Майрон поднял руки, показывая, что не собирается делать ничего подобного.
Эмили нажала на пресс, опустила до упора и надавила крепче.
– Это произошло в супермаркете, – произнесла она. – Я собиралась купить замороженные пончики, когда, откуда ни возьмись, появилась женщина. Буквально выросла из-под земли. Сообщила, что знает кое-что, от чего моему мужу не поздоровится. И если я не заплачу, она проинформирует об этом прессу.
– Что ты ей ответила?
– Я спросила, нет ли у нее четвертака на телефон. – Эмили издала смешок и выпрямилась. – Шутка. Я заявила, пусть она идет и прикончит этого чертового ублюдка. Она кивнула и пообещала, что свяжется со мной.
– И все?
– Да.
– Когда это случилось?
– Не помню. Две или три недели назад.
– И что произошло дальше?
Эмили открыла шкафчик и достала чашку. На ней был нарисован какой-то персонаж из мультфильма, а рядом красовалась надпись: «Лучшей в мире маме».
– Кофе хватит на двоих, – заметила она.
– Нет, спасибо.
– Уверен?
– Да. Так что случилось дальше?
Эмили склонилась над столом и уставилась в кофейный пресс, точно это был магический кристалл.
– Через несколько дней Грег сделал мне нечто такое, отчего я… – Она остановилась. Ее тон изменился, каждое слово стало продуманным и взвешенным. – Я уже говорила тебе в прошлый раз. Он сделал нечто ужасное. Детали несущественны.
Майрон промолчал. Не имело смысла упоминать сейчас о пленке. Главное, дать ей высказаться.
– В общем, когда она появилась в следующий раз и объявила, что Грег готов заплатить за молчание, я предложила дать ей больше, если она все мне расскажет. Она заметила, что это будет стоить дорого. Я ответила – плевать, сколько бы ни стоило. Я пыталась поговорить с ней как с женщиной, объяснить, что оказалась в трудной ситуации и Грег может отобрать у меня детей. Она ответила, что все понимает, но не может позволить себе быть филантропкой. За информацию придется заплатить.
– Она назвала цену?
– Сто тысяч долларов.
Майрон присвистнул. Ничего себе надбавка! Очевидно, тактика Лиз Горман заключалась в том, чтобы тянуть деньги из обоих, выжимая все, что можно, пока позволяют обстоятельства. Или, наоборот, она желала побыстрее провернуть дело, собрать двойной куш и опять уйти на дно. В любом случае Горман было выгодно использовать все заинтересованные стороны – Грега, Бокса и Эмили. Деньги за молчание. Деньги за информацию. Шантажисты держат слово так же плохо, как политики.

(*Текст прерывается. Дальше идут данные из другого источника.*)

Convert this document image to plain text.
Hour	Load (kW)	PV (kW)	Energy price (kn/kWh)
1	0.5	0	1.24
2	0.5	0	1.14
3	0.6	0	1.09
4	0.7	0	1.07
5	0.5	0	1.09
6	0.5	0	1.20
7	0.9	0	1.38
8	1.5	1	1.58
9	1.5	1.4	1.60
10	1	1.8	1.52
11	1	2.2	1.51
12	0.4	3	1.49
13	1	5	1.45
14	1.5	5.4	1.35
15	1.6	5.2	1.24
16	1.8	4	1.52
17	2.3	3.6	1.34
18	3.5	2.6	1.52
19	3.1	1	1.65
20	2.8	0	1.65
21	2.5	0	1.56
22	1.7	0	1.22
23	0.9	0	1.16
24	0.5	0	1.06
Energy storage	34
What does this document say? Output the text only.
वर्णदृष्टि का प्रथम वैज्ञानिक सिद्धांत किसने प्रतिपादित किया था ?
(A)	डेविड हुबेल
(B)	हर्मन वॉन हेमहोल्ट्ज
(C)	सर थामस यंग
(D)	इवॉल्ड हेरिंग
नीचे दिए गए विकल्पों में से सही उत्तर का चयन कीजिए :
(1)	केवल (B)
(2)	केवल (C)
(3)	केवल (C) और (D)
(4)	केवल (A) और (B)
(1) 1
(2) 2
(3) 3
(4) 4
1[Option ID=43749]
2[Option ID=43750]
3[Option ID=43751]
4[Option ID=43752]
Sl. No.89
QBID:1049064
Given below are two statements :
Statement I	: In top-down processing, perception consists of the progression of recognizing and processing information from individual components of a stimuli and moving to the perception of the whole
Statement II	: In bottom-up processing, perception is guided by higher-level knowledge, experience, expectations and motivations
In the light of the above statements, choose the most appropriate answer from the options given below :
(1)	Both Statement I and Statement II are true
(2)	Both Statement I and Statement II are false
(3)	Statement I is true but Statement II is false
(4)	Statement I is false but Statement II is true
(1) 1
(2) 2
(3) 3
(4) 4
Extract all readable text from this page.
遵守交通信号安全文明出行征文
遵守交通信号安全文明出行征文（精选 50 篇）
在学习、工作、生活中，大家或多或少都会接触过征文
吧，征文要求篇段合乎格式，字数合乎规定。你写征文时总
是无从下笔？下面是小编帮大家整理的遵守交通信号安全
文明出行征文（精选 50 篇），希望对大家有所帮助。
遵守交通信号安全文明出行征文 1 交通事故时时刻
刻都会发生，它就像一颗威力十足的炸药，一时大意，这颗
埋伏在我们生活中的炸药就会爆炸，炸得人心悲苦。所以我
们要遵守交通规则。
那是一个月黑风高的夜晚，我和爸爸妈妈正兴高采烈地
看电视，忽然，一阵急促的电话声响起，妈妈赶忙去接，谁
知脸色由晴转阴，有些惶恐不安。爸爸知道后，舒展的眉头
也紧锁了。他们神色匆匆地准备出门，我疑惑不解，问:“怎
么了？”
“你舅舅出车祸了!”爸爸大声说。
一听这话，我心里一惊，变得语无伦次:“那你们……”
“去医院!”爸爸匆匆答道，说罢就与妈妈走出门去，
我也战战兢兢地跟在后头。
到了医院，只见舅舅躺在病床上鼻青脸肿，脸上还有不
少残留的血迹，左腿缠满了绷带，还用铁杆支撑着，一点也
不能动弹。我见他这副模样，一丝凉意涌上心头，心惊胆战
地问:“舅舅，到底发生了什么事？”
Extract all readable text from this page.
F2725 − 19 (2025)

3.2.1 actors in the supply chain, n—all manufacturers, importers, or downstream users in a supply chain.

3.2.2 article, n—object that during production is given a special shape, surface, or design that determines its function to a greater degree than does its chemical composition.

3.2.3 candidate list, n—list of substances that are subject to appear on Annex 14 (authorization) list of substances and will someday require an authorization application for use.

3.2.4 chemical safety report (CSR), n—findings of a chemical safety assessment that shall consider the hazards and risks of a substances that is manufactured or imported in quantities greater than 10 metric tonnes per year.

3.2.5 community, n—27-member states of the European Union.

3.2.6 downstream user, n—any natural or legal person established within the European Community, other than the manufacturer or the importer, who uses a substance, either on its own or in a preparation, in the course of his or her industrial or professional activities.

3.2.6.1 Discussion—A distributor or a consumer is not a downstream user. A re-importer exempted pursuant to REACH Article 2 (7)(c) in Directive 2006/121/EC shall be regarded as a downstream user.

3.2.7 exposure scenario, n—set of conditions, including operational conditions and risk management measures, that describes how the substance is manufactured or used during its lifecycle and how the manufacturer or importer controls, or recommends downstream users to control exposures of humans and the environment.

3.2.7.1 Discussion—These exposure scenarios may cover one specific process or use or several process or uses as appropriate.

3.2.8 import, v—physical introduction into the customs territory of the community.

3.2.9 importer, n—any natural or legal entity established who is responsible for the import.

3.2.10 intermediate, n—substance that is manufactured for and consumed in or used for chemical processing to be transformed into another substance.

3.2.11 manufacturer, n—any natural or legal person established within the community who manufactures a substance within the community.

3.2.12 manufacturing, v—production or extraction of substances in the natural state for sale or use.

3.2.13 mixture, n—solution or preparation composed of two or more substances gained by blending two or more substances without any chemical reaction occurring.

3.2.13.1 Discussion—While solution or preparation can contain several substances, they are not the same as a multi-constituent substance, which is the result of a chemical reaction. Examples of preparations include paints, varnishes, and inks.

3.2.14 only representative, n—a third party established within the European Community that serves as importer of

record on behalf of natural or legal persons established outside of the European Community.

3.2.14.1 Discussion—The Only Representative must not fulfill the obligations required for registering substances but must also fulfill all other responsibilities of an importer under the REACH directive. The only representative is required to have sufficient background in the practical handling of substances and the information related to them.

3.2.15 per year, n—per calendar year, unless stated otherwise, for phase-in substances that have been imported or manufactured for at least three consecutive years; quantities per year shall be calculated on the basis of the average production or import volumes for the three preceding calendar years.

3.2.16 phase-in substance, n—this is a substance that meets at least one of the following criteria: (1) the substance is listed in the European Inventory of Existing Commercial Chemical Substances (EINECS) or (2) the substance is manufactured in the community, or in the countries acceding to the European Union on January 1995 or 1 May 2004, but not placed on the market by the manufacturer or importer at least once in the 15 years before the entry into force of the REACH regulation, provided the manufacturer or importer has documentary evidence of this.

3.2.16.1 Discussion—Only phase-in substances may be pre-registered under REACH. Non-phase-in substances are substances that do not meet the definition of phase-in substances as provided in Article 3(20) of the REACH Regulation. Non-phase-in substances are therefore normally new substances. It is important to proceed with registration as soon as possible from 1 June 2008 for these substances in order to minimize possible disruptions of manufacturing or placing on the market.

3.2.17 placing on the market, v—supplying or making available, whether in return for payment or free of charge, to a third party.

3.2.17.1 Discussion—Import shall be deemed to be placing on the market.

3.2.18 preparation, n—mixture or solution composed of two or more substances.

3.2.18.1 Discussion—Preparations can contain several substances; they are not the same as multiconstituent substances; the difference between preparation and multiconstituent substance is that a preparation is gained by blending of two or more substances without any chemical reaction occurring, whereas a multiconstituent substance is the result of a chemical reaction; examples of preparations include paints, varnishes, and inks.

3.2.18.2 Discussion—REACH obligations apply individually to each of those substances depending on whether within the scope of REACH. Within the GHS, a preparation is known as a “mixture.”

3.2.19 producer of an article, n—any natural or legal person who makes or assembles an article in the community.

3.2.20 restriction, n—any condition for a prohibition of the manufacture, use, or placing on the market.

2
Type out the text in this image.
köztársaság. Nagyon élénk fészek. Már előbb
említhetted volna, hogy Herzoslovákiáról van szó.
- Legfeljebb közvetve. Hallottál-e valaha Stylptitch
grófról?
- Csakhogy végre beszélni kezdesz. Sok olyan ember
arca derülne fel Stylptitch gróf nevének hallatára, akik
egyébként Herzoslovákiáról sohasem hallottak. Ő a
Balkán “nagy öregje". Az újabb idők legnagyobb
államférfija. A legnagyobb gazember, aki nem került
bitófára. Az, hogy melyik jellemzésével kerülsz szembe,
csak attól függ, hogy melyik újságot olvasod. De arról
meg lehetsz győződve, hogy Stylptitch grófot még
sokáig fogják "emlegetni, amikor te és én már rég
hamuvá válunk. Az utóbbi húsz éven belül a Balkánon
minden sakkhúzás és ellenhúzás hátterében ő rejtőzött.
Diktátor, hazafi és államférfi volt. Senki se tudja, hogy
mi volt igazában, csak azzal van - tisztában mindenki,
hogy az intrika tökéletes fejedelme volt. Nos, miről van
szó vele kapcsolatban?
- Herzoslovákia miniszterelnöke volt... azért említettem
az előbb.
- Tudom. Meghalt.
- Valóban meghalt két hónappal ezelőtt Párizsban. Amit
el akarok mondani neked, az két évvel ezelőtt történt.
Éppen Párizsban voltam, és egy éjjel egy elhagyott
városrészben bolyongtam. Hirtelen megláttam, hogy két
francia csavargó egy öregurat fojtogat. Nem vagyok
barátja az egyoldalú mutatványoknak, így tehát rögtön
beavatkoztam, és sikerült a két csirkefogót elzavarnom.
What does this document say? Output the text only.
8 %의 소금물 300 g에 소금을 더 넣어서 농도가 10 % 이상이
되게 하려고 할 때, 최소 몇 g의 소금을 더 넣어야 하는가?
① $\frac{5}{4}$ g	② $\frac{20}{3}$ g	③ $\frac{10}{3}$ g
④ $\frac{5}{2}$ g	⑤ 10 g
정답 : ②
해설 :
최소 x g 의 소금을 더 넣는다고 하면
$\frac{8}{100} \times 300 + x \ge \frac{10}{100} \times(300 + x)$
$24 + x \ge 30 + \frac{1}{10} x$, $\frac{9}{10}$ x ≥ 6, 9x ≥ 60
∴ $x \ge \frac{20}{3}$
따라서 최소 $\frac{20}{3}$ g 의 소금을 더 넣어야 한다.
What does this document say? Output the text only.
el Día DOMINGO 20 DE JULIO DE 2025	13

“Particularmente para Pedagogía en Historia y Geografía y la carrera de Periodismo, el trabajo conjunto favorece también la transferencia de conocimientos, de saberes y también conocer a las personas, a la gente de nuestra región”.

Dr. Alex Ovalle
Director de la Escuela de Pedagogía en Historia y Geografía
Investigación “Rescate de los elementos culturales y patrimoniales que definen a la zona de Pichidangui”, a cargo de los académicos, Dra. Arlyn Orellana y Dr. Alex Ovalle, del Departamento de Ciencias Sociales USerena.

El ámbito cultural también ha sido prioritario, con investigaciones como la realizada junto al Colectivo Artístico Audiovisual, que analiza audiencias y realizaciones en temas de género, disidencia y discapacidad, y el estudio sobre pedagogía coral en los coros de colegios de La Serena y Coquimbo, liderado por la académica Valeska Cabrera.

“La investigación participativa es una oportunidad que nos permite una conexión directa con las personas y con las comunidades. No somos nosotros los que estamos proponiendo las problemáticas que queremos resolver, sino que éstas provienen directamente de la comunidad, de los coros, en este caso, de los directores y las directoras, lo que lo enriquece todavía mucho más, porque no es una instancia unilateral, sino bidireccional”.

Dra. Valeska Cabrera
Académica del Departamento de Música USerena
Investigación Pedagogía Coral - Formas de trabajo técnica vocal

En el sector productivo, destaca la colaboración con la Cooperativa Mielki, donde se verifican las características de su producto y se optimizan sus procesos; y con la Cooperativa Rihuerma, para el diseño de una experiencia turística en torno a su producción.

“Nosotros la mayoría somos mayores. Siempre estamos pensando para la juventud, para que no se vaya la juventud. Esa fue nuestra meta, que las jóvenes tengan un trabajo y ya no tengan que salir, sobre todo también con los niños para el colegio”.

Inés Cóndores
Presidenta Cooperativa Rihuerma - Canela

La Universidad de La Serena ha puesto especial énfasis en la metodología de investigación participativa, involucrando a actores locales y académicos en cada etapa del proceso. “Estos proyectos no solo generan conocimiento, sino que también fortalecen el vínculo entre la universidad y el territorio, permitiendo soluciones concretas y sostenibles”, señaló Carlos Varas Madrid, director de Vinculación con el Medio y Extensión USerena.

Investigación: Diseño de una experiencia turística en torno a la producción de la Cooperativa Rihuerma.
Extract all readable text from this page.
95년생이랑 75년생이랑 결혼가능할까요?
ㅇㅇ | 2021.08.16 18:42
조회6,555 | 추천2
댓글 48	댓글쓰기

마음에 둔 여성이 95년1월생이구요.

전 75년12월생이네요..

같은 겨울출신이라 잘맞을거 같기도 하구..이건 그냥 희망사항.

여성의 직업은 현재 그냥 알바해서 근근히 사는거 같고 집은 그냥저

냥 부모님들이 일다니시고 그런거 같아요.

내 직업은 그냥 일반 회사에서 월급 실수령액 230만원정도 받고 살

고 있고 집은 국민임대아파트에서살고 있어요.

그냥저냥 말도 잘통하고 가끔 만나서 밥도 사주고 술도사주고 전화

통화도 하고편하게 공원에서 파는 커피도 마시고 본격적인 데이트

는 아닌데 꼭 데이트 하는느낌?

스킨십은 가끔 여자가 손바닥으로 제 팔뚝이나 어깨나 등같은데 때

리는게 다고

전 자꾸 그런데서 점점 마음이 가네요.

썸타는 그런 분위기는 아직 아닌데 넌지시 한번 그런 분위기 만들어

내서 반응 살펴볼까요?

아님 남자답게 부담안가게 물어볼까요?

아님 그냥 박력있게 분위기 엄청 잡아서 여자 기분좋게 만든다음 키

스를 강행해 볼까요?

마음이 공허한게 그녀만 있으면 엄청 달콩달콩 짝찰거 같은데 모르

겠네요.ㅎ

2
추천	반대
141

– Ты знаешь, что у нее было на Грега? – спросил он.
Эмили покачала головой:
– Она не сказала.
– Но ты собиралась заплатить ей сто тысяч долларов?
– Да.
– Даже не зная за что?
– Да.
Майрон развел руками:
– И тебе не пришло в голову, что она может оказаться просто сумасшедшей?
– Честно? Нет, не пришло. У меня могли отобрать детей, черт возьми! Я была в отчаянии.
И это отчаяние, подумал Майрон, Лиз Горман использовала в своих целях.
– Значит, ты так и не выяснила, чем она угрожала Грогу?
– Нет.
– Например, речь шла об азартных играх?
Ее глаза сузились.
– Что?
– Ты знала, что Грег играл?
– Конечно. И что из этого?
– Тебе известно, сколько он тратил на игру?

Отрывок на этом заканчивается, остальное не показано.